There are numerous references to Gorse in modern literature from the misadventures of Winnie the Pooh to Lord of the Rings, but most evocatively in Thomas Hardy’s novel The Return of the Native. When Clym is partially blinded through excessive reading, he becomes a furze-cutter on Egdon Heath, much to the dismay of his wife, Eustacia. The timeless, gorse-covered heath is described in each season of the novel’s year-and-a-day timeline and becomes symbolic of the greater nature of mankind.

George Meredith (1828–1909) caught the essence of the plant in the great gorse stanza in ‘Juggling Jerry’, where he described an old man relishing familiar scenes and scents:

Yonder came smell of the gorse, so nutty,

  Gold-like and warm; it’s the prime of May.

Better than mortar, brick and putty,

  Is God’s house on a blowing day.

Lean me more up on the mound; now I feel it;

  All the old heath-smells! Ain’t it strange?

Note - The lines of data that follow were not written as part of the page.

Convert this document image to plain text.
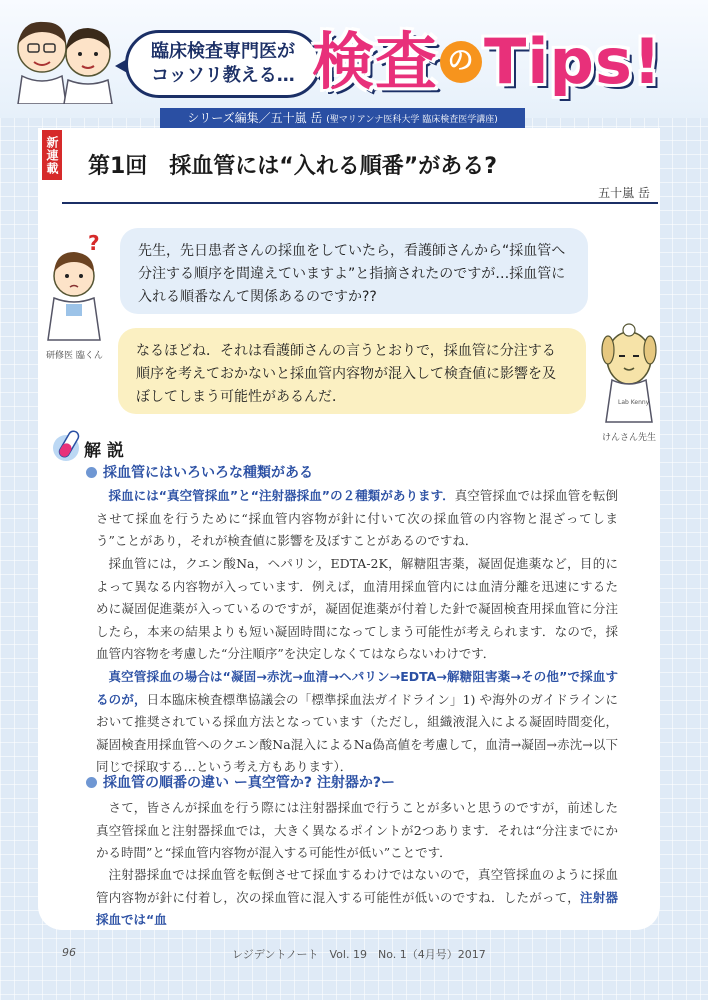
臨床検査専門医が
コッソリ教える… 検査 の Tips!
シリーズ編集／五十嵐 岳 (聖マリアンナ医科大学 臨床検査医学講座)
新連載 第1回　採血管には“入れる順番”がある?
五十嵐 岳
?
研修医 臨くん
先生，先日患者さんの採血をしていたら，看護師さんから“採血管へ分注する順序を間違えていますよ”と指摘されたのですが…採血管に入れる順番なんて関係あるのですか??
なるほどね．それは看護師さんの言うとおりで，採血管に分注する順序を考えておかないと採血管内容物が混入して検査値に影響を及ぼしてしまう可能性があるんだ．	Lab Kenny
けんさん先生
解 説
採血管にはいろいろな種類がある

採血には“真空管採血”と“注射器採血”の２種類があります．真空管採血では採血管を転倒させて採血を行うために“採血管内容物が針に付いて次の採血管の内容物と混ざってしまう”ことがあり，それが検査値に影響を及ぼすことがあるのですね．

採血管には，クエン酸Na，ヘパリン，EDTA-2K，解糖阻害薬，凝固促進薬など，目的によって異なる内容物が入っています．例えば，血清用採血管内には血清分離を迅速にするために凝固促進薬が入っているのですが，凝固促進薬が付着した針で凝固検査用採血管に分注したら，本来の結果よりも短い凝固時間になってしまう可能性が考えられます．なので，採血管内容物を考慮した“分注順序”を決定しなくてはならないわけです．

真空管採血の場合は“凝固→赤沈→血清→ヘパリン→EDTA→解糖阻害薬→その他”で採血するのが，日本臨床検査標準協議会の「標準採血法ガイドライン」1) や海外のガイドラインにおいて推奨されている採血方法となっています（ただし，組織液混入による凝固時間変化，凝固検査用採血管へのクエン酸Na混入によるNa偽高値を考慮して，血清→凝固→赤沈→以下同じで採取する…という考え方もあります）．

採血管の順番の違い ー真空管か? 注射器か?ー

さて，皆さんが採血を行う際には注射器採血で行うことが多いと思うのですが，前述した真空管採血と注射器採血では，大きく異なるポイントが2つあります．それは“分注までにかかる時間”と“採血管内容物が混入する可能性が低い”ことです．

注射器採血では採血管を転倒させて採血するわけではないので，真空管採血のように採血管内容物が針に付着し，次の採血管に混入する可能性が低いのですね．したがって，注射器採血では“血

96	レジデントノート　Vol. 19　No. 1（4月号）2017
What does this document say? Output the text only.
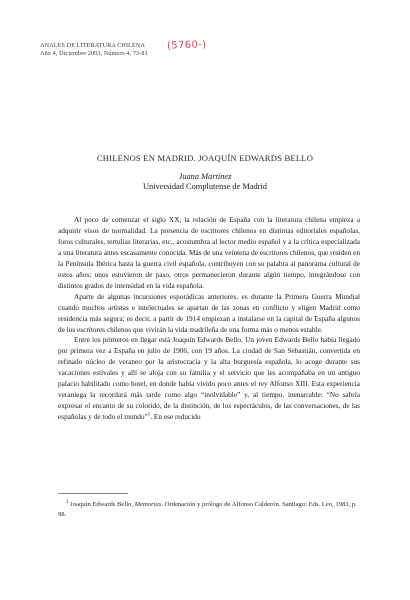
ANALES DE LITERATURA CHILENA
Año 4, Diciembre 2003, Número 4, 73-81
(5760-)
CHILENOS EN MADRID. JOAQUÍN EDWARDS BELLO
Juana Martínez
Universidad Complutense de Madrid

Al poco de comenzar el siglo XX, la relación de España con la literatura chilena empieza a adquirir visos de normalidad. La presencia de escritores chilenos en distintas editoriales españolas, foros culturales, tertulias literarias, etc., acostumbra al lector medio español y a la crítica especializada a una literatura antes escasamente conocida. Más de una veintena de escritores chilenos, que residen en la Península Ibérica hasta la guerra civil española, contribuyen con su palabra al panorama cultural de estos años; unos estuvieron de paso, otros permanecieron durante algún tiempo, integrándose con distintos grados de intensidad en la vida española.

Aparte de algunas incursiones esporádicas anteriores, es durante la Primera Guerra Mundial cuando muchos artistas e intelectuales se apartan de las zonas en conflicto y eligen Madrid como residencia más segura; es decir, a partir de 1914 empiezan a instalarse en la capital de España algunos de los escritores chilenos que vivirán la vida madrileña de una forma más o menos estable.

Entre los primeros en llegar está Joaquín Edwards Bello. Un joven Edwards Bello había llegado por primera vez a España en julio de 1906, con 19 años. La ciudad de San Sebastián, convertida en refinado núcleo de veraneo por la aristocracia y la alta burguesía española, lo acoge durante sus vacaciones estivales y allí se aloja con su familia y el servicio que les acompañaba en un antiguo palacio habilitado como hotel, en donde había vivido poco antes el rey Alfonso XIII. Esta experiencia veraniega la recordará más tarde como algo “inolvidable” y, al tiempo, inenarrable: “No sabría expresar el encanto de su colorido, de la distinción, de los espectáculos, de las conversaciones, de las españolas y de todo el mundo”$^1$. En ese reducido

$^1$ Joaquín Edwards Bello, Memorias. Ordenación y prólogo de Alfonso Calderón. Santiago: Eds. Leo, 1983, p. 98.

There’s the world laughing, as if to conceal it,

  But he’s by us, juggling the change.

  From more recent times, I love this report:

Rescued – after two days in gorse bush

• Martin Wainwright, The Guardian -Wednesday 10 August 2005 00.05 BST

An RAF helicopter was scrambled early yesterday to rescue a man who had been stuck in a gorse bush for two days. Winchman Colin Yorke was lowered through thorns into a small opening in the bush on a Yorkshire sea cliff, to attach a cable to the man, who was suffering from hypothermia. He had failed to catch anyone’s attention until shortly before dawn yesterday, after tumbling into the bush on Sunday morning. North Yorkshire police said he managed to alert a woman out on an early walk by repeatedly clicking his cigarette lighter.
A North Yorkshire police spokesman said they received a call at 3.50am on Tuesday.
“The lady who called said he had been there for several hours, but could not give a reason as to why he could not get out,” the spokesman said.
Sergeant Yorke said that the curious operation was “certainly one of our stranger rescues”. His helicopter was dispatched from RAF Leconfield near Beverley, in east Yorkshire, after coastguards and fire officers decided that winching was the safest way out.
“The patch of gorse he was in was 10 feet deep,” said Sgt Yorke, 38, who has been in the RAF for 21 years. “We’ve no idea how he got there. He was right in the middle of the gorse. When we arrived we could just see this hand poking out above the top of the bush. It was like he had been dropped there by a spaceship.”
The man has not been named but is 32 and was described as “a well-known local character” from Hunmanby, near Primrose Valley on the edge of Filey, where he got stuck. Sgt Yorke said: “He had no idea how he got there but he had apparently been out on Saturday night consuming various substances.”
The man was taken to Scarborough hospital and treated for hypothermia and dehydration after telling the helicopter crew that he had no feeling from the waist down. Sgt Yorke said: “He was out if it, really.”
Coastguards and police are looking for a mountain bike which the man recalls riding, and which may have catapulted him in the dark into the middle of the bush.